One of the best parts of working in the book world is you tend to become a catch-all for book requests. Your friends and family are regularly pinging you for another personalized book recommendation that caters to their particular tastes and interests.
Usually you know which quirky sci-fi will appeal to whom, or the buzzy bestseller someone will fall in love with, or the thought-provoking family saga that fits right into a book club’s repertoire. But sometimes there’s a book you find yourself recommending to just about everyone. LILY AND THE OCTOPUS is one of those special novels.
Like other perennial top picks on bookstore displays, such as THE ROSIE PROJECT, WHERE’D YOU GO, BERNADETTE, and A MAN CALLED OVE, this little novel with the whimsical jacket packs an emotional punch for which you might not be prepared. These books tick all the boxes for an unforgettable and recommendable read: fresh narrative voices, moments of hilarity in ordinary absurdity, and the kinds of relationships that make you want to reread discussions and heartfelt declarations between the characters again and again.
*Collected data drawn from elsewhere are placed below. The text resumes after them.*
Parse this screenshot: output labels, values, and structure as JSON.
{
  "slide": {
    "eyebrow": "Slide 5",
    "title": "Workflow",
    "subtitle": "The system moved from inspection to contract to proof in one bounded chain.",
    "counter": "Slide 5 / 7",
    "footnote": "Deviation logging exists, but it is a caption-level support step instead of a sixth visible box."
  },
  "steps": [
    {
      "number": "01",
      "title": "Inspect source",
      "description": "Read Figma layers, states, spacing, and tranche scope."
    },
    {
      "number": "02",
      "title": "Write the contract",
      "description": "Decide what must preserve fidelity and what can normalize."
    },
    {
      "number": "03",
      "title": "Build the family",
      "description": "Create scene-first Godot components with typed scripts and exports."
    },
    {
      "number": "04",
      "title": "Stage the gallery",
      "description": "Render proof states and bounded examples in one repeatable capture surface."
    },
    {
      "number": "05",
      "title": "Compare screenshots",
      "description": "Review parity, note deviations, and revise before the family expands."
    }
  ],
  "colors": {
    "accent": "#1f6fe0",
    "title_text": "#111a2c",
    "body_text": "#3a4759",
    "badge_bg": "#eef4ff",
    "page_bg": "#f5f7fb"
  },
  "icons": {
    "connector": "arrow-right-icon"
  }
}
This is especially true of the aging dachshund at the heart of LILY AND THE OCTOPUS and her best-friend-slash-owner Ted. The two have a comfortable life together spent chatting about boys, playing board games, and ordering pizza just so Lily can bark at the delivery boy. But then the Octopus arrives and their simple little world begins to change.
Before you place LILY AND THE OCTOPUS in the sentimental animal book category, take a moment to think about the last time a novel made you smile to yourself, made you think hard about the loved ones in your life, and wowed you with literary flair and notes of magical realism. Because this lovely little book does all this and more. It is easily the novel I’ve handed out the most: to a stressed-out friend needing distraction, to another looking for new writing styles, to dog owners who would relate to Ted and Lily’s bond, and especially to readers looking for words to understand their own complicated emotional lives.
I love gifting books knowing the same pages that will tug at your heartstrings will also have you grinning, and which introduce characters whose uniqueness and perspectives on the world slowly warm your heart. As their triumphs become yours, your sorrows are reflected in their griefs, and the novel’s soul becomes a part of your own life.
Perhaps I’m sounding hyperbolic and you won’t have the same experience reading LILY AND THE OCTOPUS. One thing is certain—after finishing it, you’ll want to put it in someone else’s hands, too.